Have you ever seen a picture of Kansas ex-coach Mark Mangino? I am not going to guess how much he weighs. Suffice to say he is morbidly obese. He will probably die as a result.
Charlie Weis, the soon-to-be-ex-coach of Notre Dame, is slightly less obese. But he is still enormous.
If you look around football as a whole, you’ll see many such cases. I recently did just that. I looked at pictures of every single NFL coach. The following are obese, not all of them morbidly, but all of them significantly: Bill Parcells, Rex Ryan, Eric Magini, Tom Cable, Wade Phillips and Andy Reid. This constitutes a fairly large group, meaning its likely that during any given season, a kid watching his favorite team will see on the sidelines an obese coach.
Yes, their job requires no real expenditure of energy.
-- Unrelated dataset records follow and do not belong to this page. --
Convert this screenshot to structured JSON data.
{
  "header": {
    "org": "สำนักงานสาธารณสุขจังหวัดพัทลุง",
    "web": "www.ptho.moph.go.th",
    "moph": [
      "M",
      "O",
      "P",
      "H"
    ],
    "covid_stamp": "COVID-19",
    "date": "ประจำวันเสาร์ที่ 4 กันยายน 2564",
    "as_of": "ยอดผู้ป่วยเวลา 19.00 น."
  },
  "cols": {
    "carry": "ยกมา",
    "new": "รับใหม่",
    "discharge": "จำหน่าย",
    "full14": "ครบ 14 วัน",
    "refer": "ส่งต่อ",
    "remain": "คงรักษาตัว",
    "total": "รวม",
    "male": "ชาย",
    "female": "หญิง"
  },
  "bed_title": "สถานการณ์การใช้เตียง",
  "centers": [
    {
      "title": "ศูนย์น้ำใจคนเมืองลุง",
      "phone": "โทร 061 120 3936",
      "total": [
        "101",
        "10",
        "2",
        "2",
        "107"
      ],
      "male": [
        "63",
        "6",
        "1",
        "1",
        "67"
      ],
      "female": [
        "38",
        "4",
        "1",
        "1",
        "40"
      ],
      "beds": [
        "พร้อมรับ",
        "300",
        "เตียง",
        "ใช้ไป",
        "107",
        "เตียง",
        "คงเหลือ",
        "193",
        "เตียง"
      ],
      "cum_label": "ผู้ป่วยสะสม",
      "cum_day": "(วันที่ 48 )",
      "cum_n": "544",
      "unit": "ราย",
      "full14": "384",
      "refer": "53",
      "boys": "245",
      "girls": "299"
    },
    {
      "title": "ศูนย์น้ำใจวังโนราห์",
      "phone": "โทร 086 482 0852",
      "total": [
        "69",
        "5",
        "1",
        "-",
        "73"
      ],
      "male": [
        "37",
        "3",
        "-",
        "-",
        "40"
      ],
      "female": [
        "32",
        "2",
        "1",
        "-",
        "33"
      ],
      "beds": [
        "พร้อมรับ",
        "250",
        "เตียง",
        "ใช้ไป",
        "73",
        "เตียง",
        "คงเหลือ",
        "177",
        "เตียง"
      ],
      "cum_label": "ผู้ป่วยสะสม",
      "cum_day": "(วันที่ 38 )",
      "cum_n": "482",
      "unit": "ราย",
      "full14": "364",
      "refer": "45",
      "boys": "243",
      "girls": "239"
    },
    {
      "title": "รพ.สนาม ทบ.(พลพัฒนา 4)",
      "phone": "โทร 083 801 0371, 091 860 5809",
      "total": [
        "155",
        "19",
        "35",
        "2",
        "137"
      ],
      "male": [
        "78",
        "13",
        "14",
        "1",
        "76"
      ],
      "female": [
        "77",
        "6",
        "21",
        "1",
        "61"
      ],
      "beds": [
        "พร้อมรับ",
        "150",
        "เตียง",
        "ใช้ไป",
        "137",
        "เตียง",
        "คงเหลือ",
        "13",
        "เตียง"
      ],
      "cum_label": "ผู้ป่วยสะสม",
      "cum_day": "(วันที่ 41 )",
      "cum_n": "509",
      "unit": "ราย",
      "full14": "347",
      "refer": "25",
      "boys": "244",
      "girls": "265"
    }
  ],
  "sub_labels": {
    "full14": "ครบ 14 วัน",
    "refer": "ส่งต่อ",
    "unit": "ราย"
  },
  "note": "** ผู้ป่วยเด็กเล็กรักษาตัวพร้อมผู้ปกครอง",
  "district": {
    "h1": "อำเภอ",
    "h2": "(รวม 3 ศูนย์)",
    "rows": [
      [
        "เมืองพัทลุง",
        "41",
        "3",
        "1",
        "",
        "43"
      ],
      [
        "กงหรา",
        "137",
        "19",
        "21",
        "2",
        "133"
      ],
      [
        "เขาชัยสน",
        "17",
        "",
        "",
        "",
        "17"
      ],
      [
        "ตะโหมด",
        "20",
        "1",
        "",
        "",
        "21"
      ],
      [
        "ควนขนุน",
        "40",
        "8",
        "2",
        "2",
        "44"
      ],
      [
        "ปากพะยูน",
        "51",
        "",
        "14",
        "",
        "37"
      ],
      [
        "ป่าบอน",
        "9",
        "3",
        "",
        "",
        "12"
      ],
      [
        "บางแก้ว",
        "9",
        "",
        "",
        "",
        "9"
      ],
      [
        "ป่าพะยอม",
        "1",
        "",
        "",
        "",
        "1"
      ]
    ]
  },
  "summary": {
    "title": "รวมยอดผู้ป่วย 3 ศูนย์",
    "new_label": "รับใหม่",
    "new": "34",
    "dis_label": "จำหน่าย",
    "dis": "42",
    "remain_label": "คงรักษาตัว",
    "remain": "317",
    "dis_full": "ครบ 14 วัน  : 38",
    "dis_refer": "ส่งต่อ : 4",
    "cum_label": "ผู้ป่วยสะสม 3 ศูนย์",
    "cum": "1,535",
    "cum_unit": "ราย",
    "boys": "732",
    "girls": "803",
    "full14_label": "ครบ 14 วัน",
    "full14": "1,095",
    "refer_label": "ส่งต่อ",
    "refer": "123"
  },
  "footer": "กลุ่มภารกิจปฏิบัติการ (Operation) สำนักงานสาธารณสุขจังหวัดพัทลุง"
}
They don’t have to be in shape in order to do their job, but still, they coach some of the most fit athletes in the world. They are surrounded by workouts. I mean, they lead them. Mark Mangino has repeatedly been criticized by his players for working them too hard, for making practices too physically demanding and too exhausting.
But I have yet to hear any announcer comment on their obesity. Anyone’s first thought, upon seeing Mr. Mangino for the first time, would have to do with his weight. But it is entirely ignored. What isn’t ignored is when a player shows up to camp out of shape. Jamarcus Russel, the Raiders’ six foot six inch quarterback, came into training camp weighing 300 pounds, 30 over his game-shape weight. The media exploded with condemnations. How dare he care so little about his fitness! Yet  Mangino’s obesity shouldn’t be ignored and neither should Charlie Weis’.
The NFL airs commercials on national television advocating their NFL PLAY 60 program. It advocates that each child should get 60 minutes of exercise per day “in order to combat childhood obesity.” Yet they allow morbidly obese coaches. They say nothing. We ought to be appalled. How can we expect kids to take the NFL’s method to heart when they see so many obese coaches on the sidelines, being showered in praise and garnering massive contracts?
This double standard is disgusting. It is detrimental to the league’s well-intentioned programs and by rewarding these coaches it certainly sends the wrong message about what is and isn’t OK.
But this isn’t just football. As a culture we seem to largely ignore the fact that obesity ought not be acceptable. It hurts everyone and benefits no one, not the people who will die because of it, not the kids who we beg to get fit early and stay fit. I am tired of hearing that obesity isn’t a lifestyle choice or is simply genetic or is only a symptom of a culture awash in fast-food and grease and sugar. At some point we have to hold obese people themselves somewhat responsible. I wonder how anyone who played under Coach Mangino could stomach the irony of his demands that they work, work, work!